Here there is none of that. They are not universal. They cannot be shared. They are not good community stories, they are vapid and ephemeral.

But, for the the emotional attachment, there is no need for them to have structure. Real life has no structure as well and we still connect to other people. We still create stories.

These small stories generate the emotional attachment for our soldiers, since it’s not just them on the battlefield… we are there too. We feel dread when a new pod comes along, we feel the tension of the timer running out. Our entrails crunch on a missed shot, our jaws relax after a perfect turn.

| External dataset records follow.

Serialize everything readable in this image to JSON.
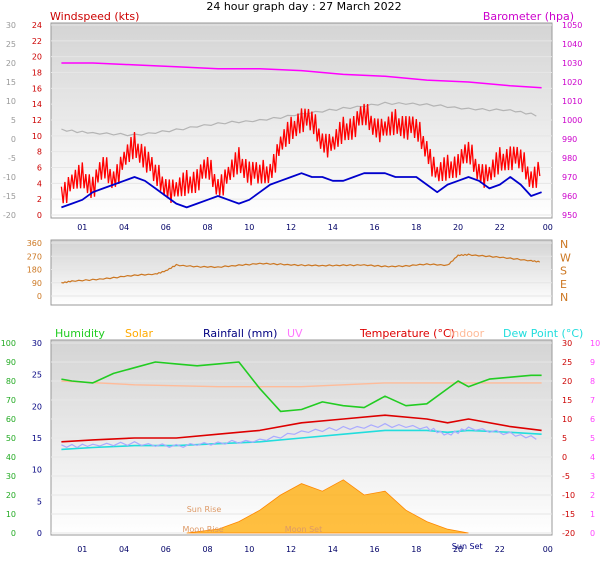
{
  "title": "24 hour graph day : 27 March 2022",
  "colors": {
    "wind_gust": "#ff0000",
    "wind_avg": "#0000cc",
    "barometer": "#ff00ff",
    "temp_gray": "#b4b4b4",
    "direction": "#cc7722",
    "humidity": "#22cc22",
    "solar": "#ffaa00",
    "rain": "#000080",
    "uv": "#ff77ff",
    "temperature": "#dd0000",
    "indoor": "#ffbb99",
    "dewpoint": "#22dddd",
    "ind_baro": "#ff44ff",
    "grad_top": "#d4d4d4",
    "grad_bottom": "#ffffff"
  },
  "x_tick_labels": [
    "01",
    "04",
    "06",
    "08",
    "10",
    "12",
    "14",
    "16",
    "18",
    "20",
    "22",
    "00"
  ],
  "chart_data": [
    {
      "type": "line",
      "panel": "wind-barometer",
      "labels": {
        "left": "Windspeed (kts)",
        "right": "Barometer (hpa)"
      },
      "left_outer_ticks": [
        "30",
        "25",
        "20",
        "15",
        "10",
        "5",
        "0",
        "-5",
        "-10",
        "-15",
        "-20"
      ],
      "left_ticks": [
        "24",
        "22",
        "20",
        "18",
        "16",
        "14",
        "12",
        "10",
        "8",
        "6",
        "4",
        "2",
        "0"
      ],
      "right_ticks": [
        "1050",
        "1040",
        "1030",
        "1020",
        "1010",
        "1000",
        "990",
        "980",
        "970",
        "960",
        "950"
      ],
      "ylim_wind": [
        0,
        25
      ],
      "ylim_baro": [
        950,
        1050
      ],
      "series": [
        {
          "key": "gust",
          "color_key": "wind_gust",
          "x": [
            0.5,
            1,
            1.5,
            2,
            2.5,
            3,
            3.5,
            4,
            4.5,
            5,
            5.5,
            6,
            6.5,
            7,
            7.5,
            8,
            8.5,
            9,
            9.5,
            10,
            10.5,
            11,
            11.5,
            12,
            12.5,
            13,
            13.5,
            14,
            14.5,
            15,
            15.5,
            16,
            16.5,
            17,
            17.5,
            18,
            18.5,
            19,
            19.5,
            20,
            20.5,
            21,
            21.5,
            22,
            22.5,
            23,
            23.5
          ],
          "values": [
            3,
            4,
            5,
            4,
            6,
            5,
            7,
            9,
            8,
            5,
            4,
            3,
            4,
            5,
            6,
            4,
            5,
            7,
            6,
            5,
            6,
            9,
            11,
            13,
            12,
            10,
            9,
            11,
            12,
            13,
            12,
            11,
            12,
            12,
            11,
            9,
            5,
            6,
            7,
            8,
            6,
            5,
            7,
            8,
            7,
            5,
            6
          ]
        },
        {
          "key": "avg",
          "color_key": "wind_avg",
          "x": [
            0.5,
            1,
            1.5,
            2,
            2.5,
            3,
            3.5,
            4,
            4.5,
            5,
            5.5,
            6,
            6.5,
            7,
            7.5,
            8,
            8.5,
            9,
            9.5,
            10,
            10.5,
            11,
            11.5,
            12,
            12.5,
            13,
            13.5,
            14,
            14.5,
            15,
            15.5,
            16,
            16.5,
            17,
            17.5,
            18,
            18.5,
            19,
            19.5,
            20,
            20.5,
            21,
            21.5,
            22,
            22.5,
            23,
            23.5
          ],
          "values": [
            1,
            1.5,
            2,
            3,
            3.5,
            4,
            4.5,
            5,
            4.5,
            3.5,
            2.5,
            1.5,
            1,
            1.5,
            2,
            2.5,
            2,
            1.5,
            2,
            3,
            4,
            4.5,
            5,
            5.5,
            5,
            5,
            4.5,
            4.5,
            5,
            5.5,
            5.5,
            5.5,
            5,
            5,
            5,
            4,
            3,
            4,
            4.5,
            5,
            4.5,
            3.5,
            4,
            5,
            4,
            2.5,
            3
          ]
        },
        {
          "key": "barometer",
          "color_key": "barometer",
          "x": [
            0.5,
            2,
            4,
            6,
            8,
            10,
            12,
            13,
            14,
            16,
            18,
            20,
            22,
            23.5
          ],
          "values": [
            1030,
            1030,
            1029,
            1028,
            1027,
            1027,
            1026,
            1025,
            1024,
            1023,
            1021,
            1020,
            1018,
            1017
          ]
        },
        {
          "key": "temp_gray",
          "color_key": "temp_gray",
          "x": [
            0.5,
            2,
            4,
            6,
            8,
            10,
            12,
            14,
            16,
            18,
            20,
            22,
            23.5
          ],
          "values": [
            995,
            993,
            992,
            995,
            998,
            1000,
            1003,
            1006,
            1009,
            1008,
            1006,
            1005,
            1002
          ]
        }
      ]
    },
    {
      "type": "line",
      "panel": "wind-direction",
      "left_ticks": [
        "360",
        "270",
        "180",
        "90",
        "0"
      ],
      "right_ticks": [
        "N",
        "W",
        "S",
        "E",
        "N"
      ],
      "ylim": [
        0,
        360
      ],
      "series": [
        {
          "key": "direction",
          "color_key": "direction",
          "x": [
            0.5,
            1,
            2,
            3,
            4,
            5,
            5.5,
            6,
            7,
            8,
            9,
            10,
            11,
            12,
            13,
            14,
            15,
            16,
            17,
            18,
            19,
            19.5,
            20,
            21,
            22,
            23,
            23.5
          ],
          "values": [
            90,
            100,
            110,
            125,
            140,
            150,
            170,
            210,
            200,
            195,
            210,
            220,
            215,
            210,
            205,
            210,
            210,
            200,
            205,
            215,
            210,
            275,
            280,
            270,
            255,
            240,
            230
          ]
        }
      ]
    },
    {
      "type": "line",
      "panel": "temperature-humidity",
      "legend": [
        "Humidity",
        "Solar",
        "Rainfall (mm)",
        "UV",
        "Temperature (°C)",
        "Indoor",
        "Dew Point (°C)"
      ],
      "legend_colors": [
        "humidity",
        "solar",
        "rain",
        "uv",
        "temperature",
        "indoor",
        "dewpoint"
      ],
      "left_outer_ticks": [
        "100",
        "90",
        "80",
        "70",
        "60",
        "50",
        "40",
        "30",
        "20",
        "10",
        "0"
      ],
      "left_ticks": [
        "30",
        "25",
        "20",
        "15",
        "10",
        "5",
        "0"
      ],
      "right_ticks": [
        "30",
        "25",
        "20",
        "15",
        "10",
        "5",
        "0",
        "-5",
        "-10",
        "-15",
        "-20"
      ],
      "right_outer_ticks": [
        "10",
        "9",
        "8",
        "7",
        "6",
        "5",
        "4",
        "3",
        "2",
        "1",
        "0"
      ],
      "ylim_temp": [
        -20,
        30
      ],
      "ylim_humidity": [
        0,
        100
      ],
      "annotations": [
        "Sun Rise",
        "Moon Rise",
        "Moon Set",
        "Sun Set"
      ],
      "series": [
        {
          "key": "humidity",
          "color_key": "humidity",
          "x": [
            0.5,
            1,
            2,
            3,
            4,
            5,
            6,
            7,
            8,
            9,
            9.5,
            10,
            10.5,
            11,
            12,
            13,
            14,
            15,
            16,
            17,
            18,
            19,
            19.5,
            20,
            21,
            22,
            23,
            23.5
          ],
          "values": [
            81,
            80,
            79,
            84,
            87,
            90,
            89,
            88,
            89,
            90,
            83,
            76,
            70,
            64,
            65,
            69,
            67,
            66,
            72,
            67,
            68,
            76,
            80,
            77,
            81,
            82,
            83,
            83
          ]
        },
        {
          "key": "temperature",
          "color_key": "temperature",
          "x": [
            0.5,
            2,
            4,
            6,
            8,
            10,
            12,
            14,
            16,
            18,
            19,
            20,
            22,
            23.5
          ],
          "values": [
            4,
            4.5,
            5,
            5,
            6,
            7,
            9,
            10,
            11,
            10,
            9,
            10,
            8,
            7
          ]
        },
        {
          "key": "uv_band",
          "color_key": "uv",
          "x": [
            0.5,
            2,
            4,
            6,
            8,
            10,
            12,
            14,
            16,
            18,
            19,
            20,
            22,
            23.5
          ],
          "values": [
            3,
            3,
            3.5,
            3,
            3.5,
            4.5,
            6.5,
            7.5,
            8.5,
            7.5,
            6,
            7.5,
            6,
            5
          ]
        },
        {
          "key": "dewpoint",
          "color_key": "dewpoint",
          "x": [
            0.5,
            2,
            4,
            6,
            8,
            10,
            12,
            14,
            16,
            18,
            19,
            20,
            22,
            23.5
          ],
          "values": [
            2,
            2.5,
            3,
            3,
            3.5,
            4,
            5,
            6,
            7,
            7,
            6.5,
            7,
            6.5,
            6
          ]
        },
        {
          "key": "indoor",
          "color_key": "indoor",
          "x": [
            0.5,
            4,
            8,
            12,
            16,
            20,
            23.5
          ],
          "values": [
            20,
            19,
            18.5,
            18.5,
            19.5,
            19.5,
            19.5
          ]
        },
        {
          "key": "solar",
          "color_key": "solar",
          "x": [
            6.5,
            8,
            9,
            10,
            11,
            12,
            13,
            14,
            15,
            16,
            17,
            18,
            19,
            20
          ],
          "values": [
            -20,
            -19,
            -17,
            -14,
            -10,
            -7,
            -9,
            -6,
            -10,
            -9,
            -14,
            -17,
            -19,
            -20
          ]
        }
      ]
    }
  ]
}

We as the player, are the nexus for all of the feelings the game generates, and it is us who imbue its meaning to the soldiers. The soldiers are nothing but small plastic troopers that we personify because it seems they are passing through the same hurricane of emotions as we are. And in doing that, we can relate to them as equals. From there on, Conti is not only a soldier, but the badass katana wielding, gutsy women from a small town in Italy that commands the squad. She died doing what she loved the most, protecting earth’s freedom, her teammates life’s and always kicking alien scum in the ass...

As I said, all humans are storytellers. Some of us are bad, some are great, most is just average. XCOM takes all the elements that enable our brains to generate a new story and puts all in the soldiers. As such, just like Pinocchio, they become real persons.

Fireaxis knew that this would be enhanced in small ways, like adding a nickname from a random pool that suits the class. Adding a small generic backstory to each soldier. Allowing for a lot of character customization.

This only enhances to the immersive illusion as our minds fill up the fake narrative.

It enhances to the main story of XCOM game, since it’s not just a battle for the freedom of earth, It’s not just a team of randoms, It’s not just a generic rookie. It’s your PERSONAL generic rookie. It’s your PERSONAL team of randoms. And in the end it’s your PERSONAL battle for the freedom of earth.